DEZ PERGUNTAS QUE UM NÃO INICIADO NO CANDOMBLÉ GOSTARIA DE FAZER MAS NÃO TEVE CHANCE

1- O que é o Candomblé?
O Candomblé é uma religião brasileira, de matriz africana, de culto ao Òrìsàs, que são Deuses ou divindades africanas que representam às forças da natureza.
2- O Candomblé faz o mal?
O conceito de bem e mal não pertence à realidade do Candomblé. Em nosso culto buscamos a harmonia e o equilíbrio das forças que acreditamos. O mal está dentro do coração dos homens, não no Candomblé.
3- O Candomblé cultua e venera o diabo?
No Candomblé desconhecemos o que é diabo. Quem fala do diabo o tempo todo e dele necessita para justiçar suas ações e atitudes são os católicos e os evangélicos. As divindades do Candomblé, que denominamos Òrìsàs, são nossos ancestrais divinizados, que se transformaram em rios, mares, raios, fogo, trovão, ventos, tempestades. Portanto, não cabe em nossa realidade e tampouco conhecemos o que é diabo, pois ele não está inserido em nossa crença, nossas práticas e nem em nossa religião.
4- Exu não é diabo?
Desconhecemos esta relação. Èsú para nós é uma divindade como as outras, cuja função é estabelecer a comunicação entre os homens e as demais divindades. Ele é o nosso mensageiro, aquele que leva as nossas dúvidas e desejos às divindades e traz as soluções e as respostas que precisamos.
5- O que é fazer o Santo? Porque tenho que raspar a cabeça?
Todas as religiões tem um ritual de iniciação e o Candomblé não foge à regra. De acordo com nossa crença, ao fazer o Santo o iniciado rompe com o mundo profano e renasce em Òrìsà, ou seja, está apto a conviver com as divindades e o sagrado que acreditamos e veneramos.
Raspar a cabeça é um ato de submissão e de humildade ao seu Òrìsà.
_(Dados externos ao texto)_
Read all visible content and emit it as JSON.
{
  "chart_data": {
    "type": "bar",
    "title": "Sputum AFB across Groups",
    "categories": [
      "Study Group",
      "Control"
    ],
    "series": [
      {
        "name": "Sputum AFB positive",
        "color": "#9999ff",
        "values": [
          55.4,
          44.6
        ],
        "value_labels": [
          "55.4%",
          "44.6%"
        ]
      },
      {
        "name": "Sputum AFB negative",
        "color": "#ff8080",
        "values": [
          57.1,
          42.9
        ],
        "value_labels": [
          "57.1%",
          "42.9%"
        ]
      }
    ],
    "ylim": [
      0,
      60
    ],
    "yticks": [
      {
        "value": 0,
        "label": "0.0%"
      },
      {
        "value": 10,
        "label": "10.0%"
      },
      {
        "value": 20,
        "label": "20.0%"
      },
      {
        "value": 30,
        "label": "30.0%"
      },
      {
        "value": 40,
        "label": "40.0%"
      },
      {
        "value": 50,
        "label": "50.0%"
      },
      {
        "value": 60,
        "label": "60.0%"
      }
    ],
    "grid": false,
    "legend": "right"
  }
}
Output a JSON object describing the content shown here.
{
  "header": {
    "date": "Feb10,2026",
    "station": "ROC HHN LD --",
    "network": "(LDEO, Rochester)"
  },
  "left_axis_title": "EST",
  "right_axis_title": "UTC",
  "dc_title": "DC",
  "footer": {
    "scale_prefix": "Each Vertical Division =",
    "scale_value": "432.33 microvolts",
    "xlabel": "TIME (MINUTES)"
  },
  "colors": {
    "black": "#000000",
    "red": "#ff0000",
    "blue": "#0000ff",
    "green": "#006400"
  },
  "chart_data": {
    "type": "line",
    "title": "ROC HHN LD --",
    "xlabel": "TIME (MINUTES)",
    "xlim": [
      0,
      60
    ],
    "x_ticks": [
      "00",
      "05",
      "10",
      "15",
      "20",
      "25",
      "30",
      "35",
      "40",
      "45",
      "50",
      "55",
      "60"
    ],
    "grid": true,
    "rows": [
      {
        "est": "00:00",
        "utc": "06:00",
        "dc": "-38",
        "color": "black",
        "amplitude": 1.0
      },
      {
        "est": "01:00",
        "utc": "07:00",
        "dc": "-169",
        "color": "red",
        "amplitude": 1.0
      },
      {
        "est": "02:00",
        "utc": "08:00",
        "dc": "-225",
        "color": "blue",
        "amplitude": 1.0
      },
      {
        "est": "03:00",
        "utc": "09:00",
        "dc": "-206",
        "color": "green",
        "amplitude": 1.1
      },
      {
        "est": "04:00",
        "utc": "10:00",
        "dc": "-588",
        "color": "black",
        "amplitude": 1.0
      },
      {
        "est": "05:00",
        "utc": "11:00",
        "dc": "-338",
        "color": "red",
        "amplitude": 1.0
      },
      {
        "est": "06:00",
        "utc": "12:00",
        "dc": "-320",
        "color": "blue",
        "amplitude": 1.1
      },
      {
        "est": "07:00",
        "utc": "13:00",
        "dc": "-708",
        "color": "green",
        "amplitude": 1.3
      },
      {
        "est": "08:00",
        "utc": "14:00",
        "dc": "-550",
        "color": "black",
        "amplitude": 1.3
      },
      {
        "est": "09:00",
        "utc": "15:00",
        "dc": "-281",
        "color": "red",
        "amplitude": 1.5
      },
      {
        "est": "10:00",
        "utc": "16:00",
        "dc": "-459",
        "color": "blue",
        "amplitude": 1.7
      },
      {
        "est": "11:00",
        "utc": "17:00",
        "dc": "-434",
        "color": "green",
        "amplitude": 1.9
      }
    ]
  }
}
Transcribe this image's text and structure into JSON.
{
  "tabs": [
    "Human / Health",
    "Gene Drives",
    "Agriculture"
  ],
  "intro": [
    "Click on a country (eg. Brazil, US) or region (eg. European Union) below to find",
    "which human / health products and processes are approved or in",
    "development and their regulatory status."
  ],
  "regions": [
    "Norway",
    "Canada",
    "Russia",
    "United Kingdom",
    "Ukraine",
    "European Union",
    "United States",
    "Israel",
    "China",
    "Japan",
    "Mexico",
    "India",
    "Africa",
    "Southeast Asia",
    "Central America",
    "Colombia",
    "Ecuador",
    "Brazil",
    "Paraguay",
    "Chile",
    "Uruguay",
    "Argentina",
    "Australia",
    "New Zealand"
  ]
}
É como você se despisse de todos os valores do mundo profano e entrasse em completa comunhão com sua nova identidade obtida através do seu renascimento.
6- Toda pessoa tem Òrìsà e toda pessoa vira no Santo?
Acreditamos Òrìsà que todo ser humano carrega em si a essência da força da natureza, que representa o. Portanto, todos nós temos um Òrìsà.
Algumas pessoas são escolhidas pelos Òrìsàs para entrarem em transe e, desta forma, receberem uma ínfima parte da energia do seu Òrìsà durante este processo. Ali, ela dança, e relembra através da música e do ritmo as passagens que se referem à época em que viveram no nosso mundo.
Em raras situações, se manifestam oralmente para transmitir ensinamentos, determinações ou orientações, sempre de forma reservada e para pessoas graduadas dentro da casa de Candomblé.
7- Porque se matam bichos no Candomblé?
Respeitamos às religiões e as pessoas que são contrárias ao sacrifício animal. No entanto é importante destacar que o Candomblé tem sua origem nas religiões de matrizes africanas, que são praticadas há mais de 5.000 anos, que tem crenças, valores e tradição diferentes daquelas conhecidas no ocidente como judaico-cristãs.
Entendemos que toda cultura deve ser respeitada na sua plenitude e as diferenças entendidas como normais. Quando um cristão critica o sacrifício animal ele está querendo impor os seus valores e sua crença religiosa, quando, na verdade, deveria respeitar as diferenças, ainda que não as aceite.
Caso contrário o cristão está utilizando sua religião como um instrumento opressor, onde o mais forte tenta se sobrepor sobre o mais fraco.
No Candomblé, vemos o sacrifício animal como uma sacralização, ou seja, transformamos o ritual em algo sagrado, onde uma parte do animal é utilizada e a grande maioria é dada em alimento à comunidade, numa espécie de transferência para cada indivíduo da força que acreditamos ter sido criada naquele momento e que chamamos de axé.
8 – Qual a diferença entre incorporar e entrar em transe?
O termo incorporação pertence aos espíritas, que acreditam que a alma de um desencarnado é capaz de habitar um corpo na terra, daí o termo incorporar, ou seja, entrar dentro de um corpo.
O transe é diferente, pois, a força da natureza representada pelo Orixá não se trata de um espírito, mas sim de uma energia.
Quando um iniciado está em transe, dizemos que ele está tomado pela energia, não pelo espírito.
9- Posso virar de Santo sem ser iniciado?
Não. Uma pessoa pode sentir a energia do seu Òrìsà, porém, não pode manifesta-lo antes de sua iniciação. Caso isto ocorra, denominamos que a pessoa está se sugestionando psicologicamente.
Para que o Òrìsà leve a pessoa ao transe é necessário que ela passe por inúmeros rituais de preparação. Transe, como já explicado, é muito diferente de incorporação.
10- Por que tudo no Candomblé é pago?
Nem tudo, porém, é importante destacar que muitas coisas que se utilizam no candomblé são compradas nas feiras, mercados e casas especializadas. Além disto, existe todo um custo de manutenção da Casa de Candomblé (água, luz, comidas, material de limpeza, etc.) Portanto, nada mais justo que as pessoas da comunidade ou que dela se utilizam pague por este custo.

26/08/2017

A religião será muito melhor se:

1- Viu algo que não conhece?
Procure saber a respeito, o fato de você não conhecer algo não torna isso errado, apenas desconhecido.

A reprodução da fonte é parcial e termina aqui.